Saturday Snapshot - April 29th
This Week's Snapshot: The Goldilocks Go-To-Market; Building Starbucks: Why Language Matters; The “We Need Marketing” Problem
Every Saturday, I post a few of the top #agtech marketing discussions I’ve had over the past week with links to the original posts on LinkedIn. I would love to hear your thoughts on this format and the posts themselves!
This week:
1. The Goldilocks Go-To-Market
Most #agtech companies have Goldilocks running their go-to-market strategy.
And it's not going well.
They don’t have a good idea of who the customer is. “Whose house is this anyway?”
And they take a middle ground approach to pricing. “This one’s too hot, this one’s too cold, this one’s just right.”
The problem is that everyone is selling to your customers this way.
With a good enough product, priced reasonably, that performs well enough for anyone using it.
Then we wonder why adoption is flat, and many of our companies are struggling
What if instead of asking, “How can we get the word out?”
We ask, “What would matter here for this customer?”
And what if instead of thinking, “What would the market pay for this?”
We started by thinking through, “What would guarantee my customer’s success in overcoming this challenge?”
Stop selling to everyone, get very specific about who you serve.
Stop having conversations around price, start every interaction discussing value.
Remember, the best Goldilocks ever does in those stories is to escape the bears. If you want to win, don’t let her run your go-to-market.
Make something different. Make people care. Make fans, not followers.

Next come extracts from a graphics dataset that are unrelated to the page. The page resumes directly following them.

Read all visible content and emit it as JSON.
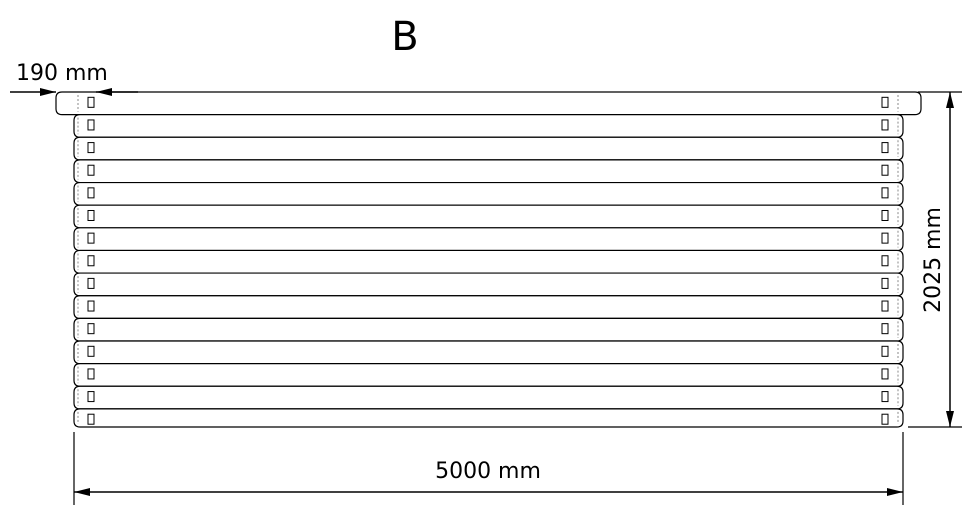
{
  "drawing": {
    "title": "B",
    "log_count": 15,
    "dimensions": {
      "log_width": "190 mm",
      "height": "2025 mm",
      "length": "5000 mm"
    }
  }
}
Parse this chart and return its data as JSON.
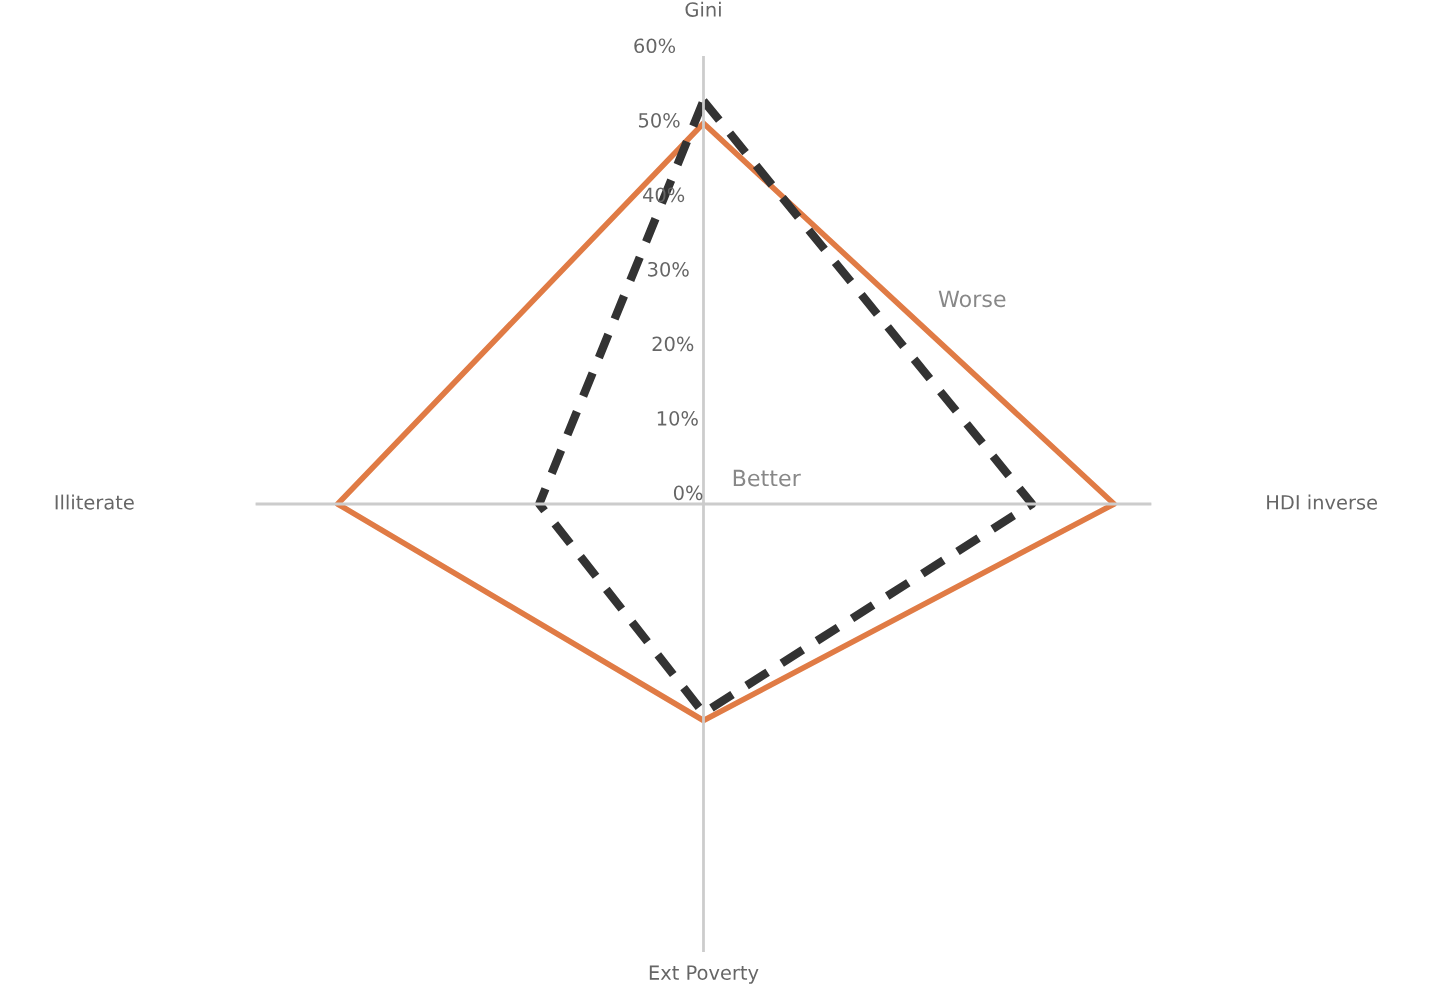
{
  "chart_data": {
    "type": "radar",
    "categories": [
      "Gini",
      "HDI inverse",
      "Ext Poverty",
      "Illiterate"
    ],
    "series": [
      {
        "color": "#e07b45",
        "values": [
          51,
          55,
          29,
          49
        ],
        "line_style": "solid"
      },
      {
        "color": "#333333",
        "values": [
          54,
          44,
          28,
          22
        ],
        "line_style": "dashed"
      }
    ],
    "ylim": [
      0,
      60
    ],
    "yticks": [
      {
        "value": 0,
        "label": "0%"
      },
      {
        "value": 10,
        "label": "10%"
      },
      {
        "value": 20,
        "label": "20%"
      },
      {
        "value": 30,
        "label": "30%"
      },
      {
        "value": 40,
        "label": "40%"
      },
      {
        "value": 50,
        "label": "50%"
      },
      {
        "value": 60,
        "label": "60%"
      }
    ],
    "annotations": [
      "Worse",
      "Better"
    ],
    "grid": "x",
    "marker": "none"
  }
}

2. Building Starbucks: Why Language Matters
The language you use to describe your product matters.
Here’s proof:
In the 1980’s, coffee was seen as a commodity in the US.
The only question when you ordered it by the cup was, do you want a small, medium, or large?
Whatever choice you made, you would probably end up paying somewhere around $0.50 per cup…
Then in 1987, Howard Schultz bought a small, 16 year old coffee chain in Seattle called Starbucks where a cup of joe cost 3-4x normal prices. And people paid it.
They paid because the product was great, because it provided an affordable luxury, and because the locations provided a third place (not home, not work) to sit around other people just like you.
People paid the premium because Starbucks was different. And they immediately understood and participated in this difference based on the language Starbucks had them use when they ordered.
Instead of adopting the generic language of “small, medium, or large” for the Starbucks menu, Schultz introduced a new, Italian-inspired size list, “short, tall, or grande,” (venti didn’t come until years later).
Starbucks created, defined, and signaled the fact that they were building something different with the language they used to describe their product and today the company that was sold to Howard Schultz for $3.8M in 1987 is now worth $129B - that’s the power of language to create a new future.
Why are those of us in agtech shocked when our customers push back on pricing or struggle to understand the new value we deliver when we use the exact same language as the incumbents to describe our “new” thing?
We communicate identically to the competition at our peril.
As Christopher Lochhead often says, “A demarcation point in language creates a demarcation point in thinking, creates a demarcation point in action, creates a demarcation point in outcome and consumption.”
Make something different. Make people care. Make fans, not followers.
3. The “We Need Marketing” Problem
When most companies in agtech say, “We need marketing!” they are calling for the implementation of a particular set of assumptions they are using as a poor imitation of critical thought around their marketing strategy.
Marketing is not a summation of your tactics used to reach potential customers. Good marketing is a centralized theme or extension of your product that anchors it as the solution to your customer’s problems.
Marketing is the bridge you build to take your customers from where they are today to where you want to take them.
Most marketing is not executed through this lens, which is why most marketing fails.
Make something different. Make people care. Make fans, not followers.